Tony Ghanime, propriétaire du restaurant Abou Robert sur le port de Tyr, nous a quitté le 7 février dernier. Cet amoureux de la mer et de sa ville natale, ancien pécheur, féru de fruits de mer et d’histoire phénicienne, tenait depuis une trentaine d’années le plus charmant, quoique modeste, des restaurants de cette ville ancestrale. Manger chez Abou Robert était aussi incontournable que la visite de la plage au sable d’or, ou l’hippodrome romain. Libanais ou étrangers se ruaient chez lui à chaque visite, s’en était presque devenu un rituel.

Juché au premier étage, à l’extrémité sud du port, composé de trois tables, surplombant le port des pécheurs, on était toujours accueilli avec le grand sourire qui se dessinait sur la mine bronzée d’Abou Robert.
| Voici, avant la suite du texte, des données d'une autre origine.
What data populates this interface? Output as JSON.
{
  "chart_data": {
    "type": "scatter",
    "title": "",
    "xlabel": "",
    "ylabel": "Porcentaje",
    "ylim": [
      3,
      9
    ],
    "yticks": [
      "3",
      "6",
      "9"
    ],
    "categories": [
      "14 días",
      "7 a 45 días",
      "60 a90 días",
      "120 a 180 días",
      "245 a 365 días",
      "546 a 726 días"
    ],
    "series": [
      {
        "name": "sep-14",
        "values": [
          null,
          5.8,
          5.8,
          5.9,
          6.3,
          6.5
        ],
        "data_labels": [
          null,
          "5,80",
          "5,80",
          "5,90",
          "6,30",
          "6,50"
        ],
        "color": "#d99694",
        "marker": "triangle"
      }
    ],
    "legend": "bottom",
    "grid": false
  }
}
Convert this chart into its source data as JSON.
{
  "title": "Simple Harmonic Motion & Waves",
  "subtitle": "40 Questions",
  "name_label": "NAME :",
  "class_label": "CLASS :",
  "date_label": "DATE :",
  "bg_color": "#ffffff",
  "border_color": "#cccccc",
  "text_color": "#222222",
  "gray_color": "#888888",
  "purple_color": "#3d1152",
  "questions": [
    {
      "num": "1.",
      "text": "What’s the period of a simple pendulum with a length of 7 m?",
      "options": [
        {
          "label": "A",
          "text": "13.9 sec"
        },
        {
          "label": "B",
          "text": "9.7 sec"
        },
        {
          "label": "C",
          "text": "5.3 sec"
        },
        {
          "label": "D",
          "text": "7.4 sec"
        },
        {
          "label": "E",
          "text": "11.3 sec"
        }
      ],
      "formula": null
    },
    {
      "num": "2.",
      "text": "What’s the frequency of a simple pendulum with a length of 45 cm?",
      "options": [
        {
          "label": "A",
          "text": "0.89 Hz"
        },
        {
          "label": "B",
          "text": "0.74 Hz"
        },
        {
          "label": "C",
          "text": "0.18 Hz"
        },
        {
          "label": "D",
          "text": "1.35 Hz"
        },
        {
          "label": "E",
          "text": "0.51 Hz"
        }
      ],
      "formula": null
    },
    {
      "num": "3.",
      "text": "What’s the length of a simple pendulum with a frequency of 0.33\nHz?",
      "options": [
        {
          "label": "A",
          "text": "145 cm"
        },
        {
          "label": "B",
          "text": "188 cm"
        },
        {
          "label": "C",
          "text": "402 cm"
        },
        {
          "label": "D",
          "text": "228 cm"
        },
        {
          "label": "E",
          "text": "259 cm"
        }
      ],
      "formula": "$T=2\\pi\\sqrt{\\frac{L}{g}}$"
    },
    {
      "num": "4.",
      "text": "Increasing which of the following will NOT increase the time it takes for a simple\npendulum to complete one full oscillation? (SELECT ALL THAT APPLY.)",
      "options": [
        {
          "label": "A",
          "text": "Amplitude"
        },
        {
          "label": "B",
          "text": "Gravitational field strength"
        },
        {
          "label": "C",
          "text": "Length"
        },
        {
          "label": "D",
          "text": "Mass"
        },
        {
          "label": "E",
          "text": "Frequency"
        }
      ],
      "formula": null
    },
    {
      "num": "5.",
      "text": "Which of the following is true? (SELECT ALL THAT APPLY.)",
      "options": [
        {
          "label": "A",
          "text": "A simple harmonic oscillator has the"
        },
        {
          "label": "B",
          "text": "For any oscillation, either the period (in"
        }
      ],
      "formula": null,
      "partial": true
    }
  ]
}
Il était de coutume d’appeler afin de réserver non seulement la table, mais le(s) poisson(s), prise du jour. Il ne servait que du poisson frais. Selon la saison, on pouvait y savourer des coquilles Saint Jacques ou des oursins, mais aussi et presque toujours, des sardines, du Sultan Brahim et du mulet, son poisson préféré. Chez Abou Robert, c’est lui qui fait la commande pour vous.
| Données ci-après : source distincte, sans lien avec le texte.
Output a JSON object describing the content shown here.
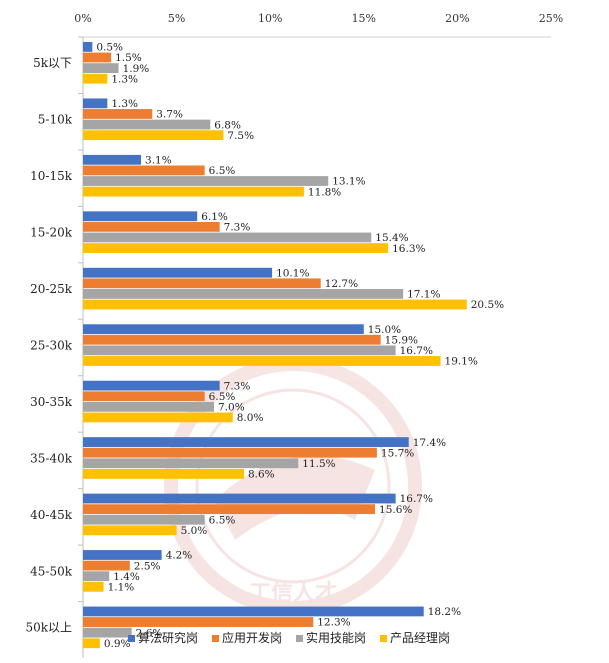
{
  "chart_data": {
    "type": "bar",
    "orientation": "horizontal",
    "title": "",
    "xlabel": "",
    "ylabel": "",
    "xlim": [
      0,
      25
    ],
    "x_ticks": [
      0,
      5,
      10,
      15,
      20,
      25
    ],
    "x_tick_labels": [
      "0%",
      "5%",
      "10%",
      "15%",
      "20%",
      "25%"
    ],
    "value_suffix": "%",
    "legend_position": "bottom-right",
    "categories": [
      "5k以下",
      "5-10k",
      "10-15k",
      "15-20k",
      "20-25k",
      "25-30k",
      "30-35k",
      "35-40k",
      "40-45k",
      "45-50k",
      "50k以上"
    ],
    "series": [
      {
        "name": "算法研究岗",
        "color": "#4472C4",
        "values": [
          0.5,
          1.3,
          3.1,
          6.1,
          10.1,
          15.0,
          7.3,
          17.4,
          16.7,
          4.2,
          18.2
        ]
      },
      {
        "name": "应用开发岗",
        "color": "#ED7D31",
        "values": [
          1.5,
          3.7,
          6.5,
          7.3,
          12.7,
          15.9,
          6.5,
          15.7,
          15.6,
          2.5,
          12.3
        ]
      },
      {
        "name": "实用技能岗",
        "color": "#A5A5A5",
        "values": [
          1.9,
          6.8,
          13.1,
          15.4,
          17.1,
          16.7,
          7.0,
          11.5,
          6.5,
          1.4,
          2.6
        ]
      },
      {
        "name": "产品经理岗",
        "color": "#FFC000",
        "values": [
          1.3,
          7.5,
          11.8,
          16.3,
          20.5,
          19.1,
          8.0,
          8.6,
          5.0,
          1.1,
          0.9
        ]
      }
    ],
    "watermark": "工信人才"
  }
}
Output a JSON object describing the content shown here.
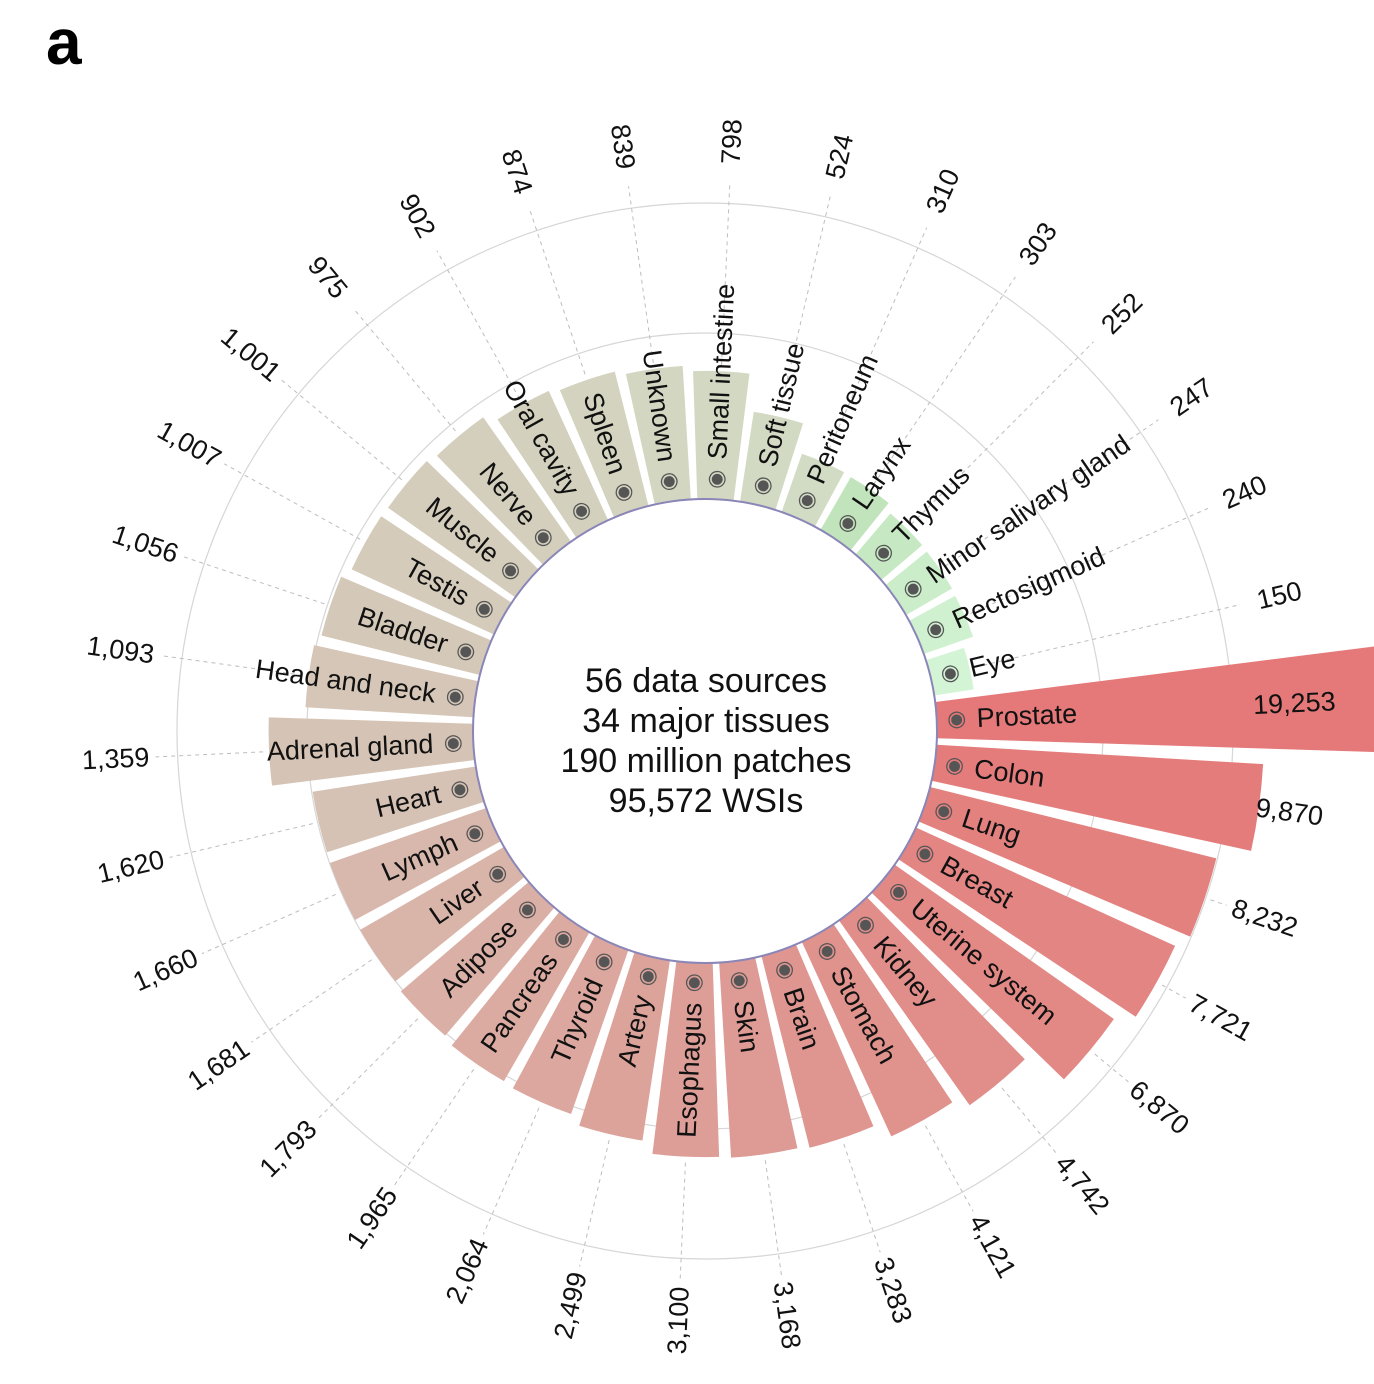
{
  "panel_label": "a",
  "center_lines": [
    "56 data sources",
    "34 major tissues",
    "190 million patches",
    "95,572 WSIs"
  ],
  "chart_data": {
    "type": "bar",
    "polar": true,
    "grid": true,
    "title": "",
    "categories": [
      "Prostate",
      "Colon",
      "Lung",
      "Breast",
      "Uterine system",
      "Kidney",
      "Stomach",
      "Brain",
      "Skin",
      "Esophagus",
      "Artery",
      "Thyroid",
      "Pancreas",
      "Adipose",
      "Liver",
      "Lymph",
      "Heart",
      "Adrenal gland",
      "Head and neck",
      "Bladder",
      "Testis",
      "Muscle",
      "Nerve",
      "Oral cavity",
      "Spleen",
      "Unknown",
      "Small intestine",
      "Soft tissue",
      "Peritoneum",
      "Larynx",
      "Thymus",
      "Minor salivary gland",
      "Rectosigmoid",
      "Eye"
    ],
    "values": [
      19253,
      9870,
      8232,
      7721,
      6870,
      4742,
      4121,
      3283,
      3168,
      3100,
      2499,
      2064,
      1965,
      1793,
      1681,
      1660,
      1620,
      1359,
      1093,
      1056,
      1007,
      1001,
      975,
      902,
      874,
      839,
      798,
      524,
      310,
      303,
      252,
      247,
      240,
      150
    ],
    "value_labels": [
      "19,253",
      "9,870",
      "8,232",
      "7,721",
      "6,870",
      "4,742",
      "4,121",
      "3,283",
      "3,168",
      "3,100",
      "2,499",
      "2,064",
      "1,965",
      "1,793",
      "1,681",
      "1,660",
      "1,620",
      "1,359",
      "1,093",
      "1,056",
      "1,007",
      "1,001",
      "975",
      "902",
      "874",
      "839",
      "798",
      "524",
      "310",
      "303",
      "252",
      "247",
      "240",
      "150"
    ],
    "icons": [
      "prostate-icon",
      "colon-icon",
      "lung-icon",
      "breast-icon",
      "uterus-icon",
      "kidney-icon",
      "stomach-icon",
      "brain-icon",
      "skin-icon",
      "esophagus-icon",
      "artery-icon",
      "thyroid-icon",
      "pancreas-icon",
      "adipose-icon",
      "liver-icon",
      "lymph-icon",
      "heart-icon",
      "adrenal-gland-icon",
      "head-neck-icon",
      "bladder-icon",
      "testis-icon",
      "muscle-icon",
      "nerve-icon",
      "oral-cavity-icon",
      "spleen-icon",
      "unknown-icon",
      "small-intestine-icon",
      "soft-tissue-icon",
      "peritoneum-icon",
      "larynx-icon",
      "thymus-icon",
      "salivary-gland-icon",
      "rectosigmoid-icon",
      "eye-icon"
    ],
    "colors": {
      "high_start": "#e57878",
      "high_end": "#d8b8ad",
      "mid_start": "#d5c2b4",
      "mid_end": "#d2dcc5",
      "low_start": "#c2e4bc",
      "low_end": "#d3f5d6",
      "inner_ring": "#8a86b8",
      "grid": "#d6d6d6",
      "leader": "#bdbdbd"
    }
  }
}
-Je veux un kilo de Sultan Brahim.

-Un demi kilo vous suffira, vous n’êtes que trois, et prenez de la tabouleh aujourd’hui plutôt que le fatouch, j’ai une botte de persil fraiche qui ne pourrait que vous plaire.

Tenir ce restaurant, vivre au bord de la mer, et respirer l’air iodé à longueur de journée, c’était sa passion. Après avoir été pêcheur quelque temps, il vendit sa chaloupe et acquerra ce restaurant en 1989 sur le port qui jouxte le vieux Tyr, " la hara " comme on l’appelle communément, dont il est le fils.
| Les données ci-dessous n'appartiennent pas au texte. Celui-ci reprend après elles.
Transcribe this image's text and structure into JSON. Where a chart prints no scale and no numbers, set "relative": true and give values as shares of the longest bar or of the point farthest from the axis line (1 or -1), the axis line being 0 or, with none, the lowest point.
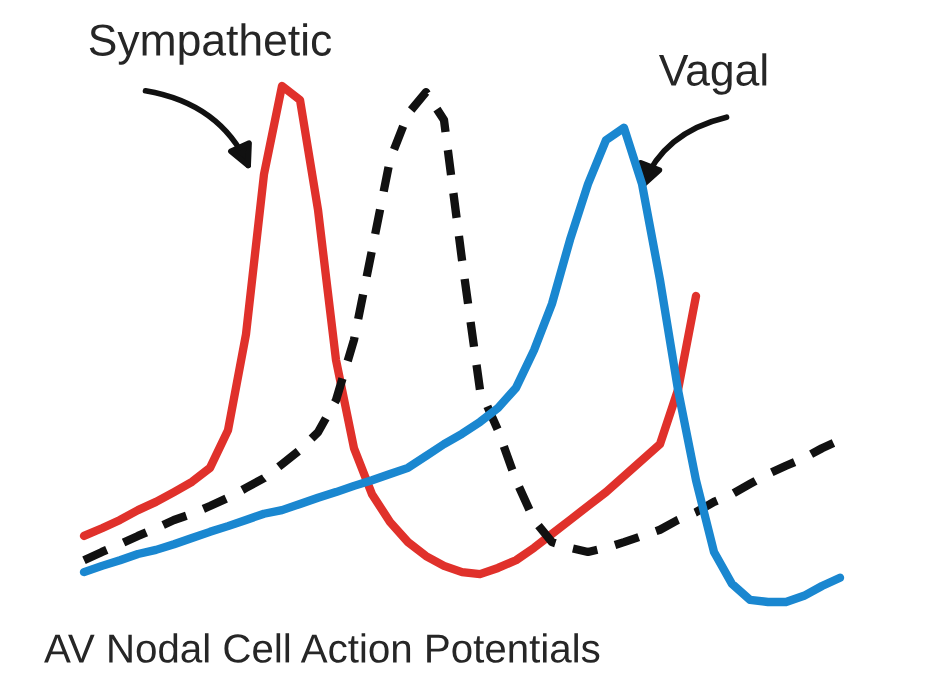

Attablés sur les chaises bleu turquoise, entourés d’un bougainvillier rebelle serpentant la balustrade avec ses fleurs d’un fuchsia éclatant, on pouvait savourer de copieux repas tout en admirant les filets de pêche séchant au soleil, la vue sur la promenade du port. Et Monsieur Tony, à chaque fois, nous racontait les histoires du passé glorieux de cette ville antique. Il parlait du siège de Tyr par l’armée d’Alexandre le Grand comme s’il l’avait vécu. Les habitants de Tyr ne se laissaient pas avoir, la veille de la grande bataille, racontait-il avec emphase, les femmes se sont données la mort pour que les hommes se battent sans retenue et que l’honneur de la ville soit sauvé. Ce sont les soldats d’Alexandre qui ont rattaché l’ile au continent, déclarait-il, c’était leur seul moyen d’y accéder.

Il aimait l’Histoire, il aimait la mer.

Aujourd’hui, c’est son fils Dany qui a pris la relève, donc si l’envie vous prends de visiter Tyr, surtout arrêtez-vous au restaurant Abou Robert, vous ne serez pas déçu.